We can rewrite the above program when using `get` method as:

In [10]:
path = "Text Files/romeo.txt"
file_handle = open(path)

characters_count = dict()

for line in file_handle:
    words = line.split()
    for word in words:
        characters_count[word] = characters_count.get(word, 0) + 1

file_handle.close()
print(characters_count)

{'But': 1, 'soft': 1, 'what': 1, 'light': 1, 'through': 1, 'yonder': 1, 'window': 1, 'breaks': 1, 'It': 1, 'is': 3, 'the': 3, 'east': 1, 'and': 3, 'Juliet': 1, 'sun': 2, 'Arise': 1, 'fair': 1, 'kill': 1, 'envious': 1, 'moon': 1, 'Who': 1, 'already': 1, 'sick': 1, 'pale': 1, 'with': 1, 'grief': 1}


We have two for loops. The outer loop is reading the lines of the file and the inner loop is iterating through each of the words on that particular line. The combination of the two nested loops ensures that we will count every word on every line of the input file.

### Advanced Text Parsing
In the above example using the file romeo.txt, we made the file as simple as possible by removing all punctuation by hand. The actual text has lots of punctuation (in `romeo_punc.txt`)

In [3]:
path = "Text Files/romeo_punc.txt"
file_handle = open(path)

for line in file_handle:
    print(line.rstrip())

But, soft! what light through yonder window breaks?
It is the east, and Juliet is the sun.
Arise, fair sun, and kill the envious moon,
Who is already sick and pale with grief,


Since the Python `split` function looks for spaces and treats words as tokens separated by spaces, we would treat the words “soft!” and “soft” as *different* words and create a separate dictionary entry for each word.
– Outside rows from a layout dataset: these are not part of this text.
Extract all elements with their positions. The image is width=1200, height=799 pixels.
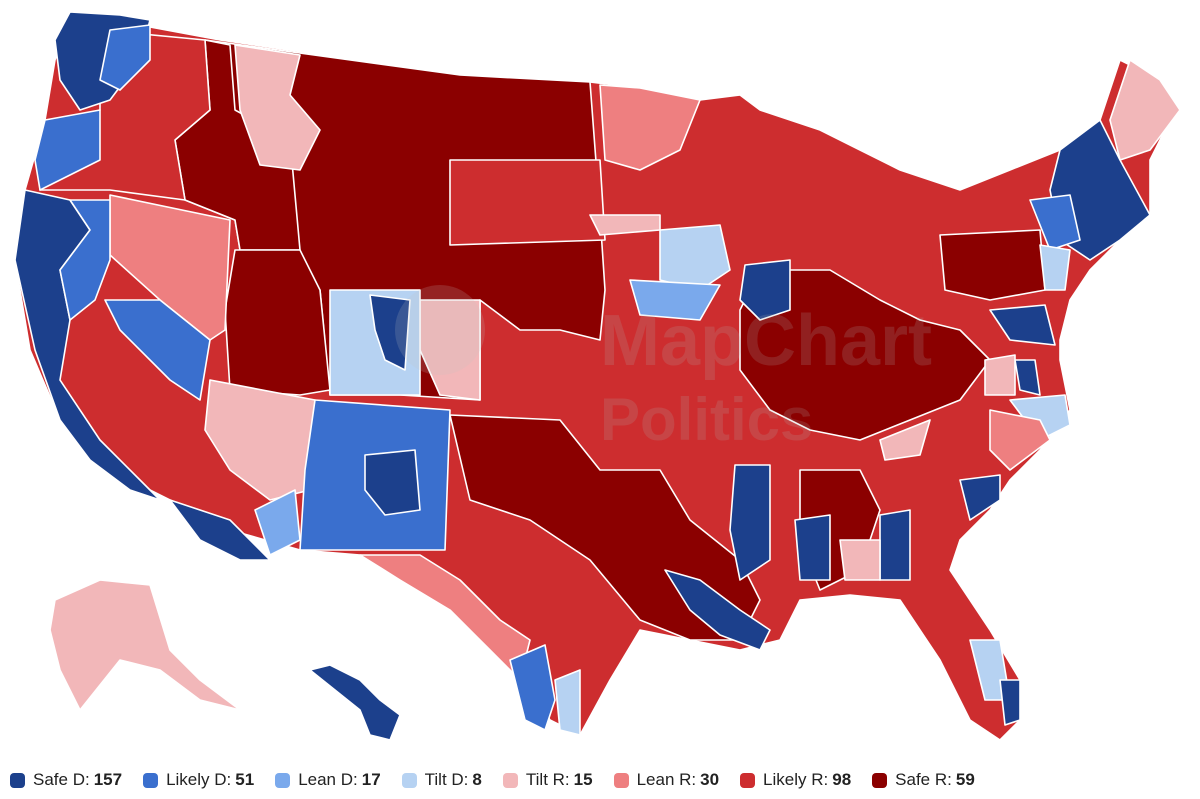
region-tilt-d-iowa: [659, 224, 731, 291]
legend-count: 51: [235, 770, 255, 789]
legend-item-likely-d: Likely D: 51: [143, 770, 254, 790]
legend-count: 15: [573, 770, 593, 789]
region-safe-d-oregon-coast: [34, 109, 101, 191]
region-tilt-d-texas-coast: [554, 669, 581, 736]
region-tilt-d-nj: [1039, 244, 1071, 291]
region-lean-r-minnesota: [599, 84, 701, 171]
legend-swatch: [740, 772, 756, 788]
region-lean-r-ohio-tilt: [589, 214, 661, 236]
legend-label: Safe R:: [895, 770, 952, 789]
region-safe-d-florida-se: [999, 679, 1021, 726]
region-likely-d-carolina: [959, 474, 1001, 521]
legend-count: 157: [93, 770, 123, 789]
legend: Safe D: 157 Likely D: 51 Lean D: 17 Tilt D: 8 Ti…: [10, 766, 996, 794]
region-safe-d-alabama: [794, 514, 831, 581]
legend-swatch: [872, 772, 888, 788]
region-tilt-r-virginia: [984, 354, 1016, 396]
legend-swatch: [143, 772, 159, 788]
legend-label: Lean D:: [298, 770, 358, 789]
legend-swatch: [502, 772, 518, 788]
legend-swatch: [275, 772, 291, 788]
legend-item-likely-r: Likely R: 98: [740, 770, 851, 790]
region-tilt-r-kentucky: [879, 419, 931, 461]
region-likely-d-nevada: [104, 299, 211, 401]
region-safe-d-nm-core: [364, 449, 421, 516]
watermark: MapChart Politics: [395, 285, 932, 453]
legend-swatch: [613, 772, 629, 788]
region-safe-d-chicago: [739, 259, 791, 321]
region-likely-d-new-england: [1029, 194, 1081, 251]
legend-item-lean-d: Lean D: 17: [275, 770, 381, 790]
legend-count: 8: [472, 770, 482, 789]
region-tilt-r-georgia: [839, 539, 881, 581]
legend-label: Likely R:: [763, 770, 829, 789]
region-likely-d-south-texas: [509, 644, 556, 731]
region-safe-r-pa: [939, 229, 1046, 301]
legend-count: 98: [832, 770, 852, 789]
map-canvas: MapChart Politics: [14, 11, 1181, 741]
region-lean-d-iowa-south: [629, 279, 721, 321]
region-safe-d-georgia: [879, 509, 911, 581]
legend-swatch: [401, 772, 417, 788]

Also since the file has capitalization, we would treat “who” and “Who” as different words with different counts.

We can solve both these problems by using the string methods `lower`, `punctuation`, and `translate`. The `translate` is the most subtle of the methods. Here is the documentation for `translate`:

`line.translate(str.maketrans(fromstr, tostr, deletestr))`

*Replace the characters in `fromstr` with the character in the same position in `tostr` and delete all characters that are in `deletestr`. The `fromstr` and `tostr` can be empty strings and the `deletestr` parameter can be omitted.*

We will not specify the tostr but we will use the deletestr parameter to delete all of the punctuation.


In [13]:
import string
path = "Text Files/romeo_punc.txt"
file_handle = open(path)

characters_count = dict()

for line in file_handle:
    line = line.translate(line.maketrans('', '', string.punctuation))
    line = line.lower()
    words = line.split()
    for word in words:
        characters_count[word] = characters_count.get(word, 0) + 1

file_handle.close()
print(characters_count)

{'but': 1, 'soft': 1, 'what': 1, 'light': 1, 'through': 1, 'yonder': 1, 'window': 1, 'breaks': 1, 'it': 1, 'is': 3, 'the': 3, 'east': 1, 'and': 3, 'juliet': 1, 'sun': 2, 'arise': 1, 'fair': 1, 'kill': 1, 'envious': 1, 'moon': 1, 'who': 1, 'already': 1, 'sick': 1, 'pale': 1, 'with': 1, 'grief': 1}